In the broadest sense, Phylogeny is a representation of the evolutionary relationships among various biological species [1]. Phylogeny can apply to both physical macroscopic features such as limbs, but also that of genes or proteins. There are various methods to determine a degree of relationships between homologous genes, and this can be used to create phylogenetic trees.
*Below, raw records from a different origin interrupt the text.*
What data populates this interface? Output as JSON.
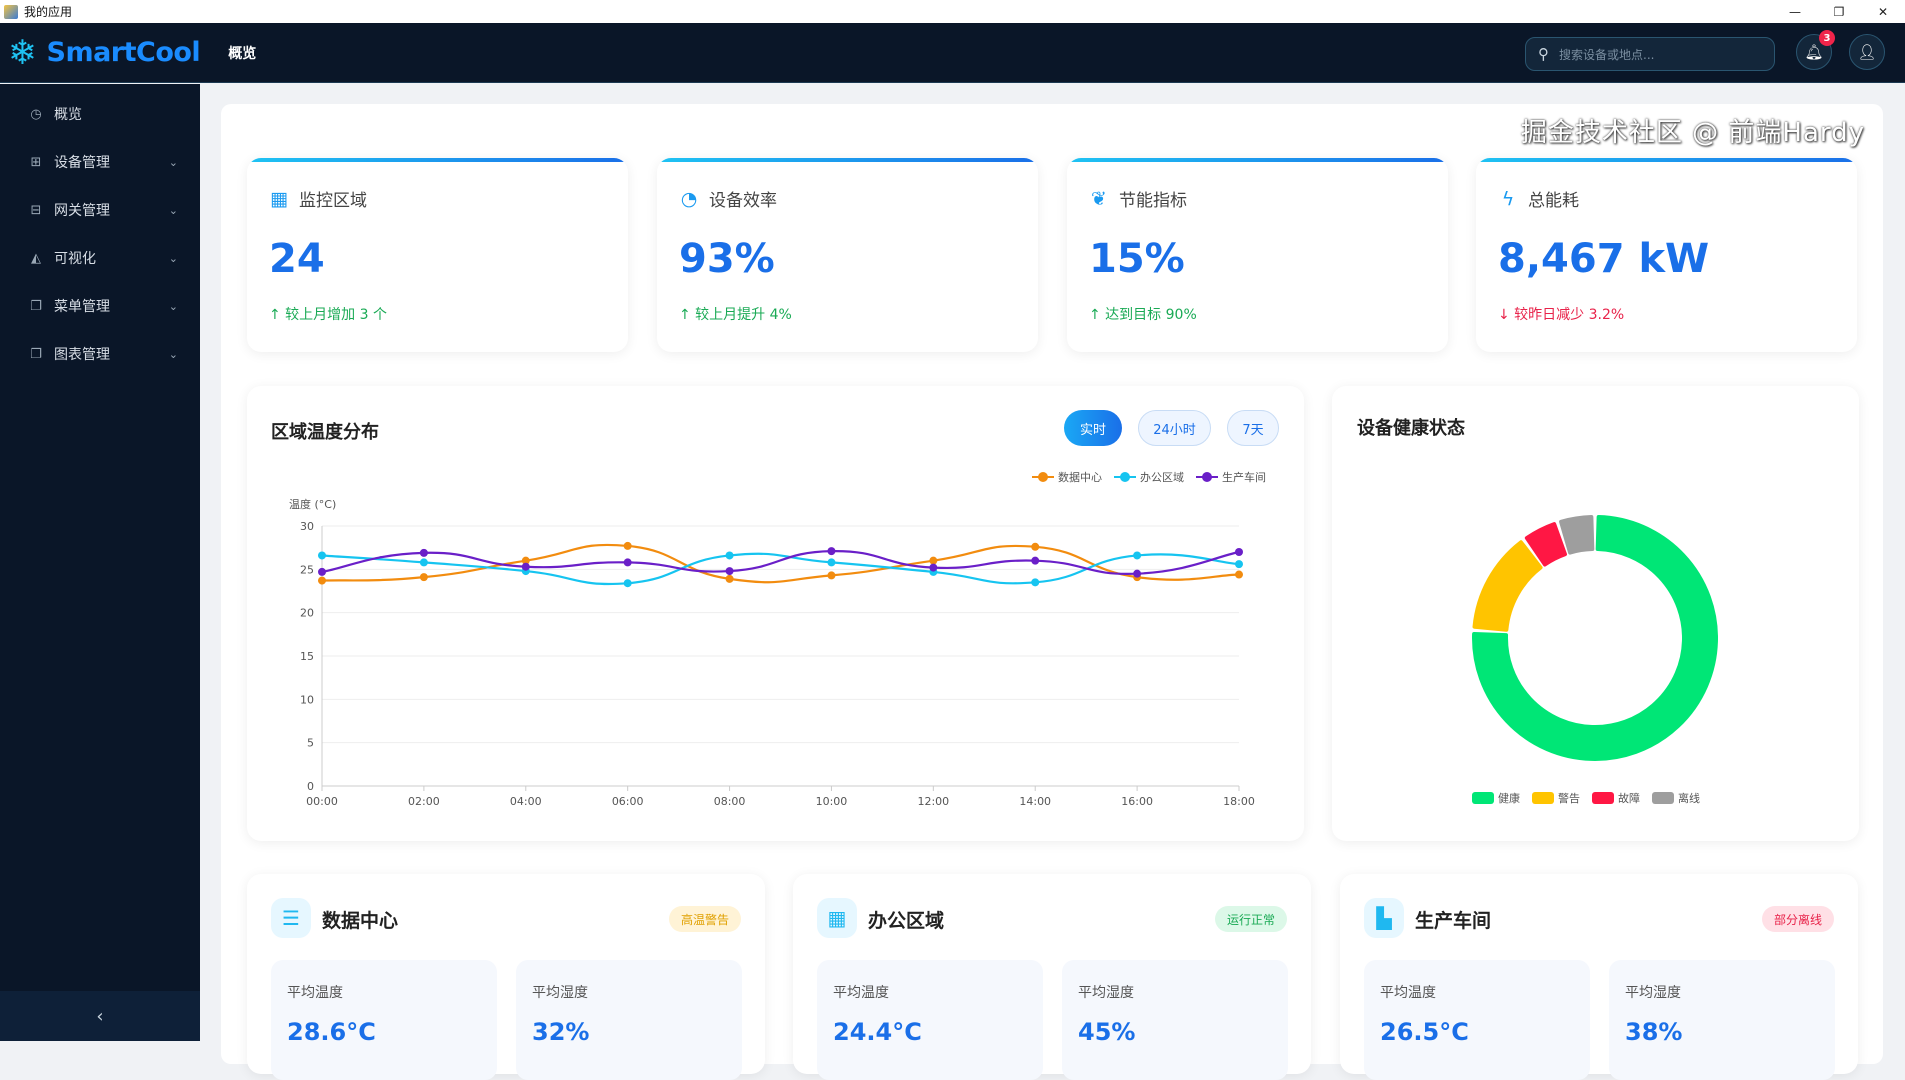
{
  "window": {
    "title": "我的应用",
    "controls": [
      "—",
      "❐",
      "✕"
    ]
  },
  "header": {
    "brand": "SmartCool",
    "nav": "概览",
    "search_placeholder": "搜索设备或地点...",
    "notification_count": "3"
  },
  "sidebar": {
    "items": [
      {
        "label": "概览",
        "icon": "pie-chart-icon",
        "glyph": "◷",
        "expandable": false
      },
      {
        "label": "设备管理",
        "icon": "grid-icon",
        "glyph": "⊞",
        "expandable": true
      },
      {
        "label": "网关管理",
        "icon": "gateway-icon",
        "glyph": "⊟",
        "expandable": true
      },
      {
        "label": "可视化",
        "icon": "area-chart-icon",
        "glyph": "◭",
        "expandable": true
      },
      {
        "label": "菜单管理",
        "icon": "copy-icon",
        "glyph": "❐",
        "expandable": true
      },
      {
        "label": "图表管理",
        "icon": "copy-icon",
        "glyph": "❐",
        "expandable": true
      }
    ],
    "collapse_glyph": "‹"
  },
  "kpis": [
    {
      "label": "监控区域",
      "icon": "building-icon",
      "glyph": "▦",
      "value": "24",
      "trend": "↑ 较上月增加 3 个",
      "direction": "up"
    },
    {
      "label": "设备效率",
      "icon": "gauge-icon",
      "glyph": "◔",
      "value": "93%",
      "trend": "↑ 较上月提升 4%",
      "direction": "up"
    },
    {
      "label": "节能指标",
      "icon": "leaf-icon",
      "glyph": "❦",
      "value": "15%",
      "trend": "↑ 达到目标 90%",
      "direction": "up"
    },
    {
      "label": "总能耗",
      "icon": "bolt-icon",
      "glyph": "ϟ",
      "value": "8,467 kW",
      "trend": "↓ 较昨日减少 3.2%",
      "direction": "down"
    }
  ],
  "temp_panel": {
    "title": "区域温度分布",
    "ranges": [
      "实时",
      "24小时",
      "7天"
    ],
    "active_range": "实时"
  },
  "health_panel": {
    "title": "设备健康状态"
  },
  "chart_data": [
    {
      "type": "line",
      "smooth": true,
      "ylabel": "温度 (°C)",
      "ylim": [
        0,
        30
      ],
      "yticks": [
        "0",
        "5",
        "10",
        "15",
        "20",
        "25",
        "30"
      ],
      "categories": [
        "00:00",
        "02:00",
        "04:00",
        "06:00",
        "08:00",
        "10:00",
        "12:00",
        "14:00",
        "16:00",
        "18:00"
      ],
      "legend": "top-right",
      "grid": true,
      "series": [
        {
          "name": "数据中心",
          "color": "#f28c0f",
          "values": [
            23.7,
            24.1,
            26.0,
            27.7,
            23.9,
            24.3,
            26.0,
            27.6,
            24.1,
            24.4
          ]
        },
        {
          "name": "办公区域",
          "color": "#16c4f0",
          "values": [
            26.6,
            25.8,
            24.8,
            23.4,
            26.6,
            25.8,
            24.7,
            23.5,
            26.6,
            25.6
          ]
        },
        {
          "name": "生产车间",
          "color": "#6a1fc8",
          "values": [
            24.7,
            26.9,
            25.3,
            25.8,
            24.8,
            27.1,
            25.2,
            26.0,
            24.5,
            27.0
          ]
        }
      ]
    },
    {
      "type": "pie",
      "donut": true,
      "legend": "bottom",
      "slices": [
        {
          "name": "健康",
          "color": "#00e676",
          "value": 76
        },
        {
          "name": "警告",
          "color": "#ffc400",
          "value": 14
        },
        {
          "name": "故障",
          "color": "#ff1744",
          "value": 5
        },
        {
          "name": "离线",
          "color": "#9e9e9e",
          "value": 5
        }
      ]
    }
  ],
  "zones": [
    {
      "name": "数据中心",
      "icon": "server-icon",
      "glyph": "☰",
      "status": "高温警告",
      "status_bg": "#fff3d6",
      "status_fg": "#e0a000",
      "metrics": [
        {
          "label": "平均温度",
          "value": "28.6°C"
        },
        {
          "label": "平均湿度",
          "value": "32%"
        }
      ]
    },
    {
      "name": "办公区域",
      "icon": "building-icon",
      "glyph": "▦",
      "status": "运行正常",
      "status_bg": "#dcf8e8",
      "status_fg": "#1aaa55",
      "metrics": [
        {
          "label": "平均温度",
          "value": "24.4°C"
        },
        {
          "label": "平均湿度",
          "value": "45%"
        }
      ]
    },
    {
      "name": "生产车间",
      "icon": "factory-icon",
      "glyph": "▙",
      "status": "部分离线",
      "status_bg": "#ffe0e6",
      "status_fg": "#e8234a",
      "metrics": [
        {
          "label": "平均温度",
          "value": "26.5°C"
        },
        {
          "label": "平均湿度",
          "value": "38%"
        }
      ]
    }
  ],
  "watermark": "掘金技术社区 @ 前端Hardy"
}
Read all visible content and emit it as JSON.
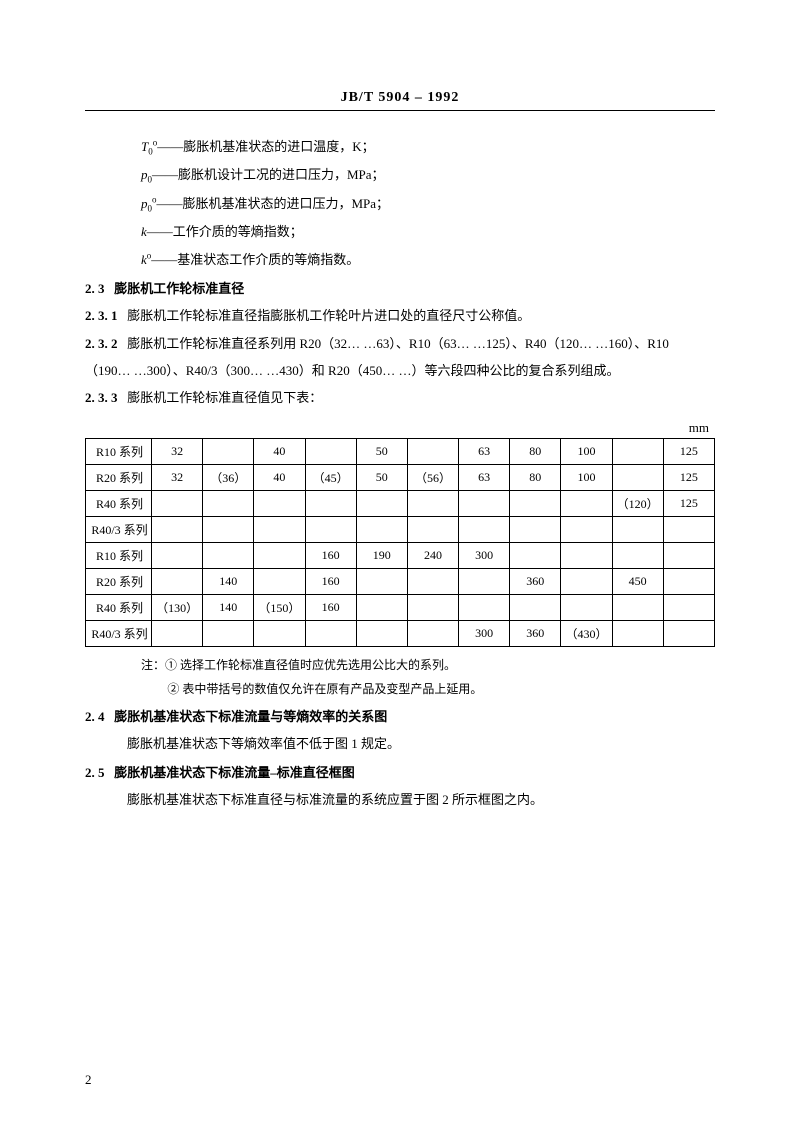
{
  "header": {
    "title": "JB/T  5904 – 1992"
  },
  "definitions": [
    {
      "symHtml": "<span class='italic'>T</span><span class='sub'>0</span><span class='sup'>o</span>",
      "dash": "——",
      "text": "膨胀机基准状态的进口温度，K；"
    },
    {
      "symHtml": "<span class='italic'>p</span><span class='sub'>0</span>",
      "dash": "——",
      "text": "膨胀机设计工况的进口压力，MPa；"
    },
    {
      "symHtml": "<span class='italic'>p</span><span class='sub'>0</span><span class='sup'>o</span>",
      "dash": "——",
      "text": "膨胀机基准状态的进口压力，MPa；"
    },
    {
      "symHtml": "<span class='italic'>k</span>",
      "dash": "——",
      "text": "工作介质的等熵指数；"
    },
    {
      "symHtml": "<span class='italic'>k</span><span class='sup'>o</span>",
      "dash": "——",
      "text": "基准状态工作介质的等熵指数。"
    }
  ],
  "s23": {
    "num": "2. 3",
    "title": "膨胀机工作轮标准直径"
  },
  "s231": {
    "num": "2. 3. 1",
    "text": "膨胀机工作轮标准直径指膨胀机工作轮叶片进口处的直径尺寸公称值。"
  },
  "s232": {
    "num": "2. 3. 2",
    "line1": "膨胀机工作轮标准直径系列用 R20（32… …63）、R10（63… …125）、R40（120… …160）、R10",
    "line2": "（190… …300）、R40/3（300… …430）和 R20（450… …）等六段四种公比的复合系列组成。"
  },
  "s233": {
    "num": "2. 3. 3",
    "text": "膨胀机工作轮标准直径值见下表："
  },
  "table": {
    "unit": "mm",
    "colWidths": {
      "label": 66
    },
    "rows": [
      {
        "label": "R10 系列",
        "cells": [
          "32",
          "",
          "40",
          "",
          "50",
          "",
          "63",
          "80",
          "100",
          "",
          "125"
        ]
      },
      {
        "label": "R20 系列",
        "cells": [
          "32",
          "（36）",
          "40",
          "（45）",
          "50",
          "（56）",
          "63",
          "80",
          "100",
          "",
          "125"
        ]
      },
      {
        "label": "R40 系列",
        "cells": [
          "",
          "",
          "",
          "",
          "",
          "",
          "",
          "",
          "",
          "（120）",
          "125"
        ]
      },
      {
        "label": "R40/3 系列",
        "cells": [
          "",
          "",
          "",
          "",
          "",
          "",
          "",
          "",
          "",
          "",
          ""
        ]
      },
      {
        "label": "R10 系列",
        "cells": [
          "",
          "",
          "",
          "160",
          "190",
          "240",
          "300",
          "",
          "",
          "",
          ""
        ]
      },
      {
        "label": "R20 系列",
        "cells": [
          "",
          "140",
          "",
          "160",
          "",
          "",
          "",
          "360",
          "",
          "450",
          ""
        ]
      },
      {
        "label": "R40 系列",
        "cells": [
          "（130）",
          "140",
          "（150）",
          "160",
          "",
          "",
          "",
          "",
          "",
          "",
          ""
        ]
      },
      {
        "label": "R40/3 系列",
        "cells": [
          "",
          "",
          "",
          "",
          "",
          "",
          "300",
          "360",
          "（430）",
          "",
          ""
        ]
      }
    ]
  },
  "notes": {
    "prefix": "注：",
    "items": [
      "① 选择工作轮标准直径值时应优先选用公比大的系列。",
      "② 表中带括号的数值仅允许在原有产品及变型产品上延用。"
    ]
  },
  "s24": {
    "num": "2. 4",
    "title": "膨胀机基准状态下标准流量与等熵效率的关系图",
    "body": "膨胀机基准状态下等熵效率值不低于图 1 规定。"
  },
  "s25": {
    "num": "2. 5",
    "title": "膨胀机基准状态下标准流量–标准直径框图",
    "body": "膨胀机基准状态下标准直径与标准流量的系统应置于图 2 所示框图之内。"
  },
  "pageNumber": "2"
}
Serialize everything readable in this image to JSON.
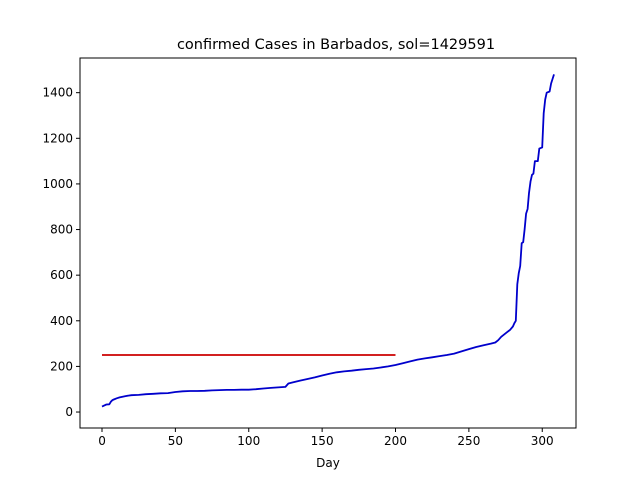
{
  "chart_data": {
    "type": "line",
    "title": "confirmed Cases in Barbados, sol=1429591",
    "xlabel": "Day",
    "ylabel": "",
    "xlim": [
      -15,
      323
    ],
    "ylim": [
      -70,
      1552
    ],
    "x_ticks": [
      0,
      50,
      100,
      150,
      200,
      250,
      300
    ],
    "y_ticks": [
      0,
      200,
      400,
      600,
      800,
      1000,
      1200,
      1400
    ],
    "grid": false,
    "series": [
      {
        "color": "#0000cc",
        "points": [
          [
            0,
            24
          ],
          [
            2,
            30
          ],
          [
            3,
            33
          ],
          [
            5,
            34
          ],
          [
            6,
            45
          ],
          [
            7,
            52
          ],
          [
            8,
            55
          ],
          [
            10,
            60
          ],
          [
            12,
            64
          ],
          [
            14,
            67
          ],
          [
            16,
            70
          ],
          [
            18,
            72
          ],
          [
            20,
            74
          ],
          [
            25,
            75
          ],
          [
            30,
            78
          ],
          [
            35,
            80
          ],
          [
            40,
            82
          ],
          [
            45,
            83
          ],
          [
            50,
            88
          ],
          [
            55,
            91
          ],
          [
            60,
            92
          ],
          [
            65,
            92
          ],
          [
            70,
            93
          ],
          [
            75,
            95
          ],
          [
            80,
            96
          ],
          [
            85,
            97
          ],
          [
            90,
            97
          ],
          [
            95,
            98
          ],
          [
            100,
            98
          ],
          [
            105,
            100
          ],
          [
            110,
            103
          ],
          [
            115,
            106
          ],
          [
            120,
            108
          ],
          [
            125,
            110
          ],
          [
            127,
            125
          ],
          [
            130,
            130
          ],
          [
            135,
            138
          ],
          [
            140,
            145
          ],
          [
            145,
            152
          ],
          [
            150,
            160
          ],
          [
            155,
            168
          ],
          [
            160,
            174
          ],
          [
            165,
            178
          ],
          [
            170,
            181
          ],
          [
            175,
            185
          ],
          [
            180,
            188
          ],
          [
            185,
            191
          ],
          [
            190,
            195
          ],
          [
            195,
            200
          ],
          [
            200,
            206
          ],
          [
            205,
            214
          ],
          [
            210,
            222
          ],
          [
            215,
            230
          ],
          [
            220,
            235
          ],
          [
            225,
            240
          ],
          [
            230,
            245
          ],
          [
            235,
            250
          ],
          [
            240,
            256
          ],
          [
            245,
            266
          ],
          [
            250,
            276
          ],
          [
            255,
            285
          ],
          [
            260,
            293
          ],
          [
            265,
            300
          ],
          [
            268,
            305
          ],
          [
            270,
            315
          ],
          [
            272,
            330
          ],
          [
            275,
            345
          ],
          [
            278,
            360
          ],
          [
            280,
            375
          ],
          [
            281,
            390
          ],
          [
            282,
            400
          ],
          [
            283,
            560
          ],
          [
            284,
            610
          ],
          [
            285,
            640
          ],
          [
            286,
            740
          ],
          [
            287,
            745
          ],
          [
            288,
            800
          ],
          [
            289,
            870
          ],
          [
            290,
            890
          ],
          [
            291,
            960
          ],
          [
            292,
            1010
          ],
          [
            293,
            1040
          ],
          [
            294,
            1045
          ],
          [
            295,
            1100
          ],
          [
            297,
            1100
          ],
          [
            298,
            1155
          ],
          [
            300,
            1160
          ],
          [
            301,
            1310
          ],
          [
            302,
            1370
          ],
          [
            303,
            1400
          ],
          [
            305,
            1405
          ],
          [
            306,
            1440
          ],
          [
            308,
            1480
          ]
        ]
      },
      {
        "color": "#cc0000",
        "points": [
          [
            0,
            250
          ],
          [
            200,
            250
          ]
        ]
      }
    ]
  }
}
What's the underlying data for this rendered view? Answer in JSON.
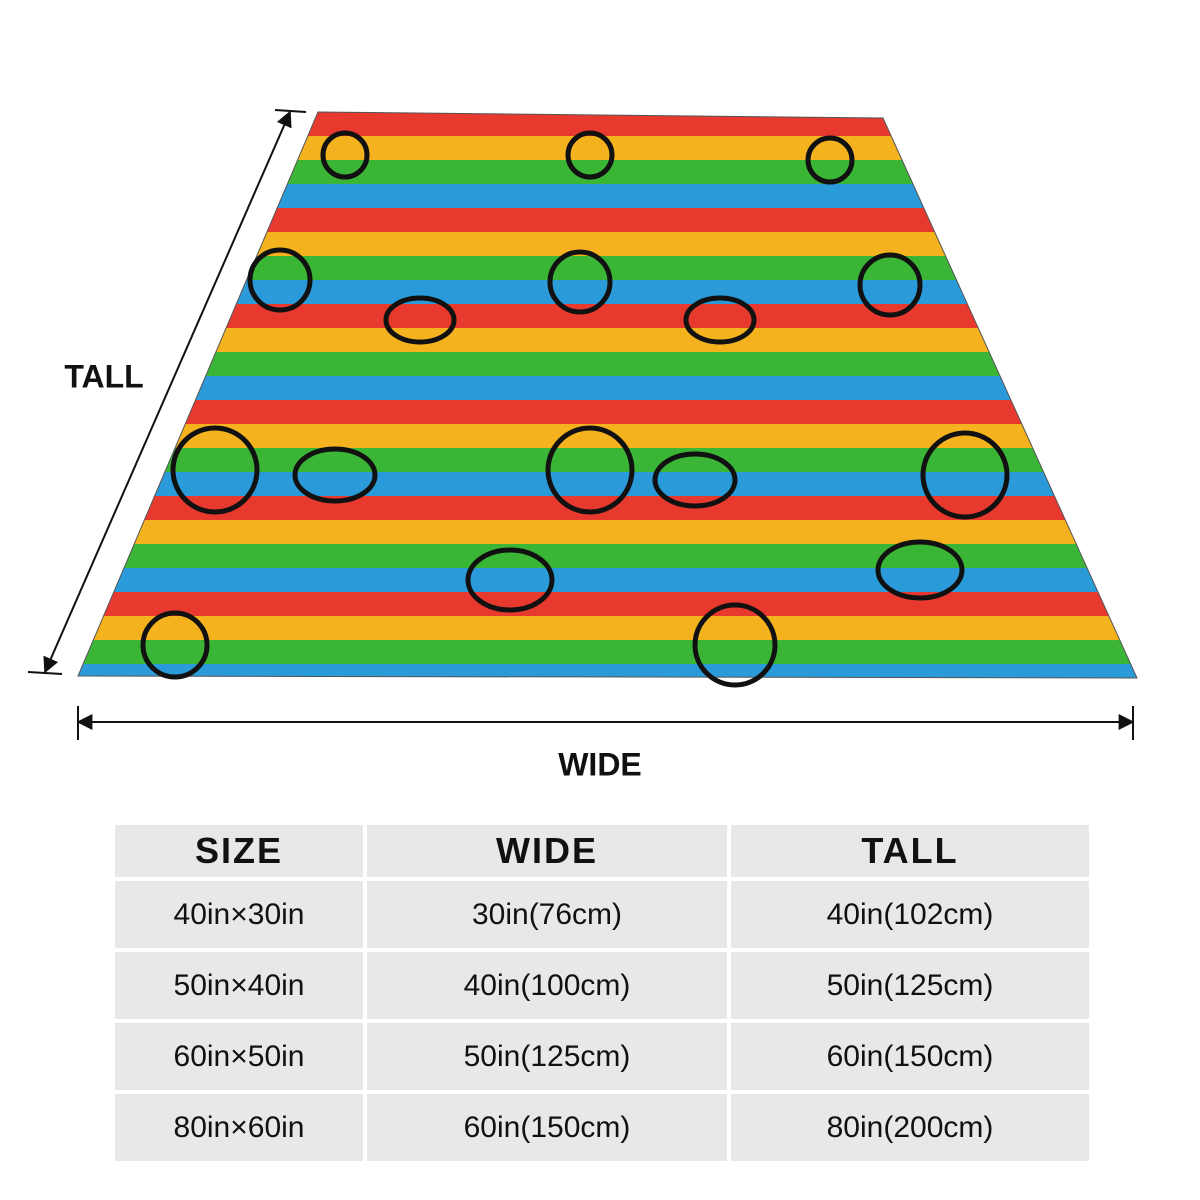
{
  "labels": {
    "tall": "TALL",
    "wide": "WIDE"
  },
  "table": {
    "header": [
      "SIZE",
      "WIDE",
      "TALL"
    ],
    "rows": [
      [
        "40in×30in",
        "30in(76cm)",
        "40in(102cm)"
      ],
      [
        "50in×40in",
        "40in(100cm)",
        "50in(125cm)"
      ],
      [
        "60in×50in",
        "50in(125cm)",
        "60in(150cm)"
      ],
      [
        "80in×60in",
        "60in(150cm)",
        "80in(200cm)"
      ]
    ]
  }
}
Phylogenetic trees depict relationships between species over time. As seen in figure 1, the root depicts a common ancestor of the human, mouse, and fly. Each node represents a speciation event, were one common ancestor splits into two or more new species. The length of each branch often represents the time and is determined by how many mutations have occurred over a given time period.
Figure 1. Phylogenetic tree terminology
Methods for Constructing a Tree [2]
Maximum Liklihood
In this method, an initial tree is first builtusing a fast but suboptimal method such as Neighbor-Joining, and its branch lengths are adjusted to maximize the likelihood of the data set for that tree topology under the desired model of evolution.
Average Distance
The Average Distance method determines the most closely related species through similarity scores and joins them with equal branch lengths. This means that the method assumes that both species have diverged equally from the common ancestor.
Neighbor Joining
The Neighbor Joining method uses BLOSSUM matrixes or percent identity to determine similarity scores and then determines most similar relationships. Unlike average distance, this method does not assume that the species have diverged equally. This methods makes some adjustments to matrix scores and then makes weighted determinations of branch lengths before drawing the tree.
Steps for Constructing a Phylogenetic Tree
Find Sequences
Homologs of interest are identified and into a plain text (txt) Fasta formatted file. The file used to construct the trees below is attached here.
Sequences of interest then are aligned in programs such as Clustal Omega or MEGA. Included in the image below is the aligned sequences of organisms used for this tree. This algorithms maximizes similarities between sequences and aligns them.
Construct Trees
Using these aligned sequences, trees can then be determined through the methods outlined above. Each methods outcome is displayed below.
Maximum Liklihood
Average Distance
Neighbor Joining
Discussion
All three methods of constructing a phylogenetic tree result in very similar groupings with few differences. This indicates that the protein has a conserved function over time. This makes sense because all organisms have proliferation and survival pathways that ALK is involved in. Model organisms such as Zebrafish appear the most different from the human, while mouse appears to be the most closely related.